Genetic predisposition refers to the likelihood that an individual will develop a specific disease (e.g., cancer, birth defect, autoimmune disease) due to the genetic makeup they are born with. A genetic predisposition is inherited from the individual’s parents as gene variants that increase his or her likelihood of developing that disease independent of other environmental factors.

An extreme example of genetic predisposition is cystic fibrosis. If an individual inherits specific genetic mutations from both parents, there is absolute certainty that these genetic factors will drive the development of the disease independent of any other factor (this is known as 100% “penetrance,” a concept that will be discussed in future posts). Not all genetic predispositions lead to the certain development of a disease. For example, a woman who inherits certain defective BRCA1 or BRCA2 gene variants has a very high (45 – 65%) probability of developing breast cancer compared to the 12% probability of women without these variants. No other genetic factor or toxicant exposure is necessary to drive the development of cancer if one of these gene variants is inherited.

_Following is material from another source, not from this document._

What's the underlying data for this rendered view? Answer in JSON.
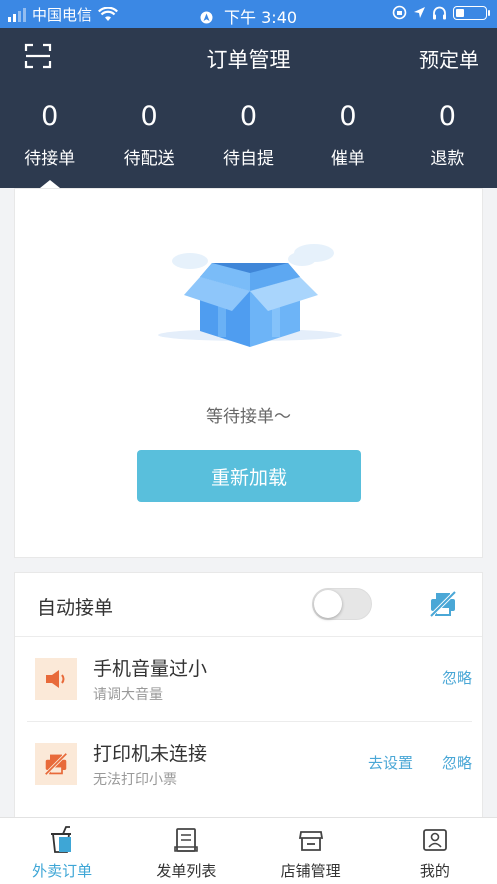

As can be seen from these examples, demonstration of a genetic predisposition empowers the defense to confidently point to specific, measurable genetic factors as a cause of an injury (in the absence of exposure to any alleged toxin). It is important to note, however, that genetic predisposition is not always a guarantee of disease; not everyone with a defective BRCA1 or BRCA2 gene will develop cancer. However, an individual who carries a defective gene is more likely to develop cancer than someone who does not carry a defective gene. And with certain gene variants and certain combinations, the odds can rise close to the point of certainty. Genetic predisposition is a powerful tool for defense litigators because it provides well-developed, science-based models for alternative causation as to how a given cancer occurred independent of a toxic exposure.

Genetic Susceptibility or Resistance

“Genetic susceptibility” refers to an increased likelihood that an external factor (e.g., exposure to a toxicant) can cause an injury based on an individual’s genetic profile. For example, individuals with genetically determined lighter skin tones often have genetics that make them more susceptible to the adverse effects of UV radiation, which in turn, lead to an increased sunburn response. Whether or not benzene causes adverse health effects is another example of genetic susceptibility. Specifically, certain individuals inherit specific genetic variants that increase the likelihood that benzene will cause a variety of adverse health effects (i.e., headache, dizziness, drowsiness, and loss of consciousness following lower, acute exposures and acute myeloid leukemia (AML), anemia, or other blood disorders at higher, chronic exposures). If an individual with a genetic susceptibility to benzene were exposed to sufficient amounts of benzene, they would have a higher likelihood of developing AML and related blood disorders than someone without the susceptibility alleles.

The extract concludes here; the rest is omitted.